Here on the Korean peninsula, 10 stations provide decent coverage, most of them near Seoul, home to about 25 million people.
Europe is investing heavily in a hydrogen infrastructure. Denmark, Norway, Sweden, Belgium, Germany, the U.K. and France are among the nations adding fueling stations, and Hyundai is delivering its latest FCV to many of the countries for testing.
“We think by 2020, there may be more of a hydrogen infrastructure to the point we can market our fuel-cell vehicles,” says Cho Kwon Tae, a senior research engineer with Hyundai’s Fuel Cell Vehicle Team 2.
The cost at the pump is competitive and becoming more so. Currently priced in many areas at $10 per kilogram, the ix35 FCV can be filled up for $56, about what it costs to top off a fullsize pickup, with similar driving range.

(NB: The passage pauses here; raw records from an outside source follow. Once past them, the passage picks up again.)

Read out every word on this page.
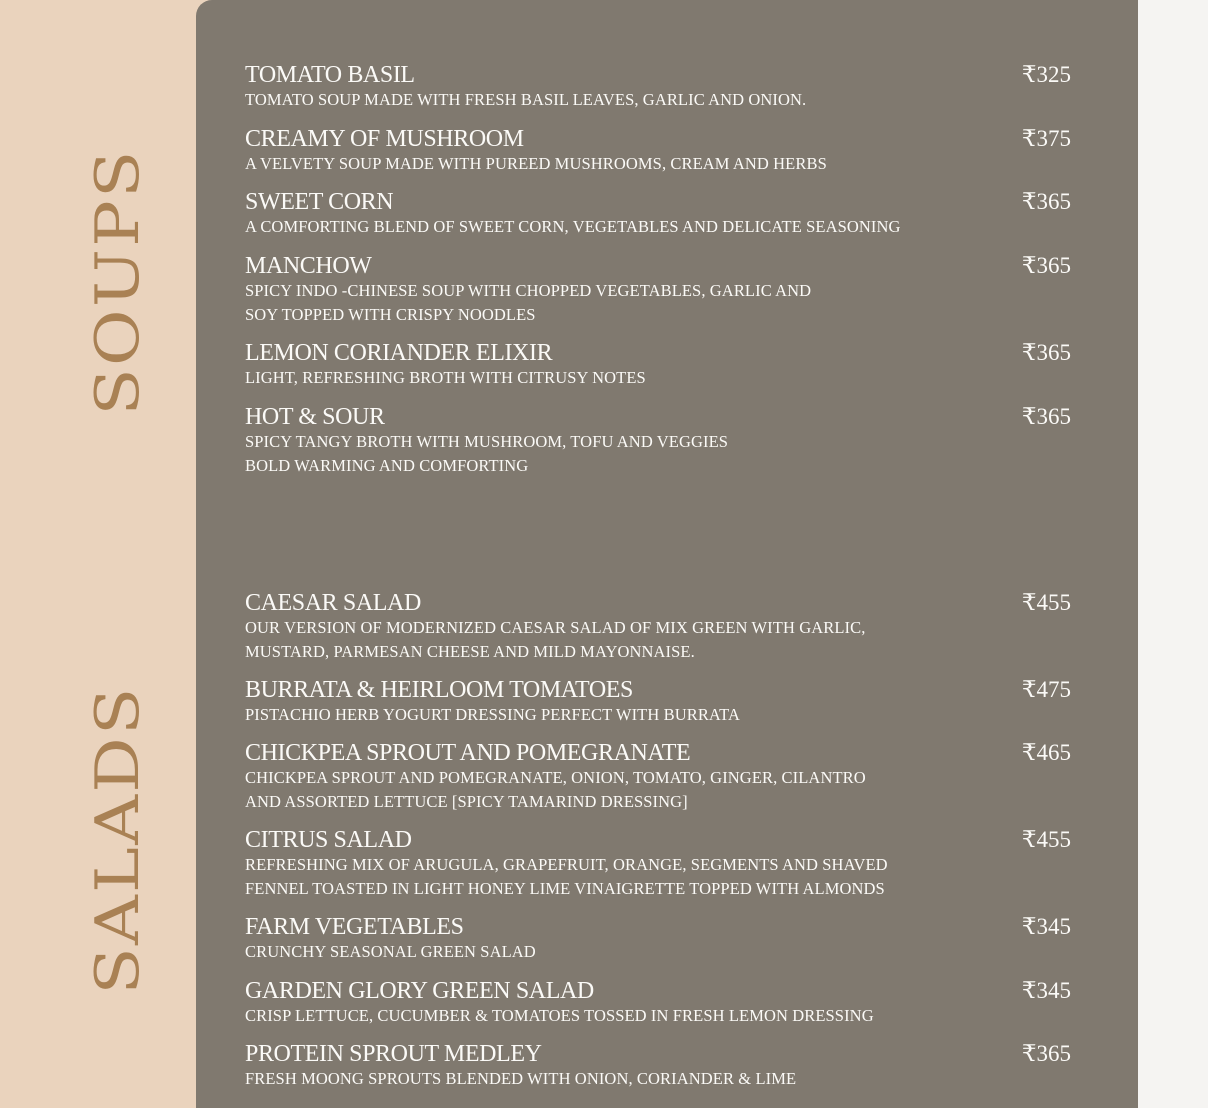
SOUPS
SALADS
TOMATO BASIL	₹325
TOMATO SOUP MADE WITH FRESH BASIL LEAVES, GARLIC AND ONION.
CREAMY OF MUSHROOM	₹375
A VELVETY SOUP MADE WITH PUREED MUSHROOMS, CREAM AND HERBS
SWEET CORN	₹365
A COMFORTING BLEND OF SWEET CORN, VEGETABLES AND DELICATE SEASONING
MANCHOW	₹365
SPICY INDO -CHINESE SOUP WITH CHOPPED VEGETABLES, GARLIC AND
SOY TOPPED WITH CRISPY NOODLES
LEMON CORIANDER ELIXIR	₹365
LIGHT, REFRESHING BROTH WITH CITRUSY NOTES
HOT & SOUR	₹365
SPICY TANGY BROTH WITH MUSHROOM, TOFU AND VEGGIES
BOLD WARMING AND COMFORTING
CAESAR SALAD	₹455
OUR VERSION OF MODERNIZED CAESAR SALAD OF MIX GREEN WITH GARLIC,
MUSTARD, PARMESAN CHEESE AND MILD MAYONNAISE.
BURRATA & HEIRLOOM TOMATOES	₹475
PISTACHIO HERB YOGURT DRESSING PERFECT WITH BURRATA
CHICKPEA SPROUT AND POMEGRANATE	₹465
CHICKPEA SPROUT AND POMEGRANATE, ONION, TOMATO, GINGER, CILANTRO
AND ASSORTED LETTUCE [SPICY TAMARIND DRESSING]
CITRUS SALAD	₹455
REFRESHING MIX OF ARUGULA, GRAPEFRUIT, ORANGE, SEGMENTS AND SHAVED
FENNEL TOASTED IN LIGHT HONEY LIME VINAIGRETTE TOPPED WITH ALMONDS
FARM VEGETABLES	₹345
CRUNCHY SEASONAL GREEN SALAD
GARDEN GLORY GREEN SALAD	₹345
CRISP LETTUCE, CUCUMBER & TOMATOES TOSSED IN FRESH LEMON DRESSING
PROTEIN SPROUT MEDLEY	₹365
FRESH MOONG SPROUTS BLENDED WITH ONION, CORIANDER & LIME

Tae says the industry expects the cost of hydrogen to fall dramatically to about $5 per kilogram by 2015. “But in the U.S., they are targeting around $2 to $3 per kilogram by 2015,” he adds.
Hydrogen fuel currently is derived from petroleum and natural-gas reforming, but future potential renewable sources include wind, solar, biomass and nuclear energy.
Hyundai’s research suggests the total cost of ownership will plummet for FCVs. In 2010, the cost in Euros was about E0.9 per kilometer driven, compared with E0.5 per kilometer for a BEV, E0.3 per kilometer for a PHEV and E0.2 per kilometer for a gasoline-powered vehicle, the auto maker says.
By 2015, all four of these vehicle classes is expected to be below E0.4 per kilometer, and by 2020 the total cost of ownership will be the same for all four, about E0.3 per kilometer, according to Hyundai research.
“Eco-friendly vehicle cost is much higher than an internal-combustion engine right now, but after 2020 it will be much closer,” Shim says.
Since Hyundai began its fuel-cell program in 1998, costs have come down dramatically. The first prototype a decade ago cost 1.1 billion won ($1 million) to build. This latest version cost 168 million won ($150,000).
Kiho Yoo, director of Fuel Cell Vehicle Team 2, says the new vehicle handles more confidently than the first iteration. “The weight balance is much better than it was 10 years ago,” Yoo tells WardsAuto.
Although the research program has been extremely expensive, Yoo says he is sure the payoff will come.
“We believe the fuel cell is the ultimate future,” he says. “And we are prepared for this future.”